Delay-Based Congestion Control (e.g., TCP Vegas, TCP BBR):

• Principle: These algorithms attempt to detect the onset of congestion proactively, before packet loss occurs. They achieve this primarily by monitoring changes in the Round-Trip Time (RTT). An increase in RTT generally indicates that packets are spending more time waiting in router queues, signaling incipient congestion.
• TCP Vegas:
• Approach: Vegas tries to keep a small, fixed amount of extra data in the network pipeline to fill potential idle spots without causing excessive queuing. It calculates the expected throughput (based on cwnd and the minimum observed RTT - the "base RTT" or "propagation RTT") and compares it to the actual observed throughput (based on current RTT).

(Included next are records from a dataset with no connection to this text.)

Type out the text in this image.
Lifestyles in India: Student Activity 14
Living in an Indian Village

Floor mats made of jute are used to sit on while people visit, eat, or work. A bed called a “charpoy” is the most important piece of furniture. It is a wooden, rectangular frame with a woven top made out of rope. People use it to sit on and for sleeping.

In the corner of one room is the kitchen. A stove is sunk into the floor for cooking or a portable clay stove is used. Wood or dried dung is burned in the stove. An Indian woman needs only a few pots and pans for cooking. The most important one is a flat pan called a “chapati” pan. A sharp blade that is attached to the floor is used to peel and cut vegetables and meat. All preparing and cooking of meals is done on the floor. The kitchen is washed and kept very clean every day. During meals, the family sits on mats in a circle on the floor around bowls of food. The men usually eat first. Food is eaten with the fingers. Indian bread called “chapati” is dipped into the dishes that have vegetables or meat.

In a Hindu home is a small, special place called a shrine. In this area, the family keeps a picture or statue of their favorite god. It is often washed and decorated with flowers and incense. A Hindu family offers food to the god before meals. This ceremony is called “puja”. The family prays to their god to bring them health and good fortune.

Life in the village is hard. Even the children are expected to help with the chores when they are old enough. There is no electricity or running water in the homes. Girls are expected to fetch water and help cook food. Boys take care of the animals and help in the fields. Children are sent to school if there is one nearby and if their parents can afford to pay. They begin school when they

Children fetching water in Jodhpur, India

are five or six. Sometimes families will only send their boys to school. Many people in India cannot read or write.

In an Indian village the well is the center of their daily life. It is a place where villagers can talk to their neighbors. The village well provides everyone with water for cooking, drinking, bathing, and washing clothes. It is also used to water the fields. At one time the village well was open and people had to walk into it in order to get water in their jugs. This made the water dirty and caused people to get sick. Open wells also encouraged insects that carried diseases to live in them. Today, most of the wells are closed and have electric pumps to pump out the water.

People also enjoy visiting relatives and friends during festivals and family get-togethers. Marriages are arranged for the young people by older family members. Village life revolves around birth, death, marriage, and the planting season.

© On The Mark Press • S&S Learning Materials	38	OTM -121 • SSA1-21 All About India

• Reaction: If the actual throughput falls significantly below the expected throughput, it indicates packets are queuing up, and Vegas proactively reduces cwnd slightly to prevent a full buffer and subsequent packet loss.
• Pros: Can achieve lower packet loss and lower average queueing delays compared to loss-based TCP. Better for networks with shallow buffers.
• Cons: Can be overly conservative, sometimes underutilizing available bandwidth, especially on networks with high link capacity and deep buffers. Its performance can be sensitive to the accurate estimation of base RTT.
• TCP BBR (Bottleneck Bandwidth and Round-trip Propagation Time):
• Approach: A more modern and sophisticated "model-based" congestion control algorithm developed by Google. BBR attempts to explicitly estimate two key network parameters:
  • Bottleneck Bandwidth (BtlBW): The maximum achievable throughput of the bottleneck link on the path.
  • Round-Trip Propagation Time (RTprop): The minimum RTT observed, representing the true propagation delay across the path without queuing.
• Mechanism: BBR continuously measures these two parameters and then paces its sending rate to match the estimated BtlBW while keeping no more than BtlBW * RTprop (the Bandwidth-Delay Product or BDP) amount of data in flight, plus a small amount to fill any "pipe" fluctuations. This means it tries to keep the network pipe full but not overfilled, explicitly avoiding queue buildup.
• Pros: Can achieve significantly higher throughput and lower average latency compared to loss-based TCP, especially on high-bandwidth, high-latency (long-fat) networks, or networks with significant non-congestion loss (e.g., wireless). It aims to run the network at optimal efficiency by avoiding unnecessary packet loss.
• Cons: More complex to implement. Its performance can sometimes be affected by interactions with other non-BBR flows or specific network topologies.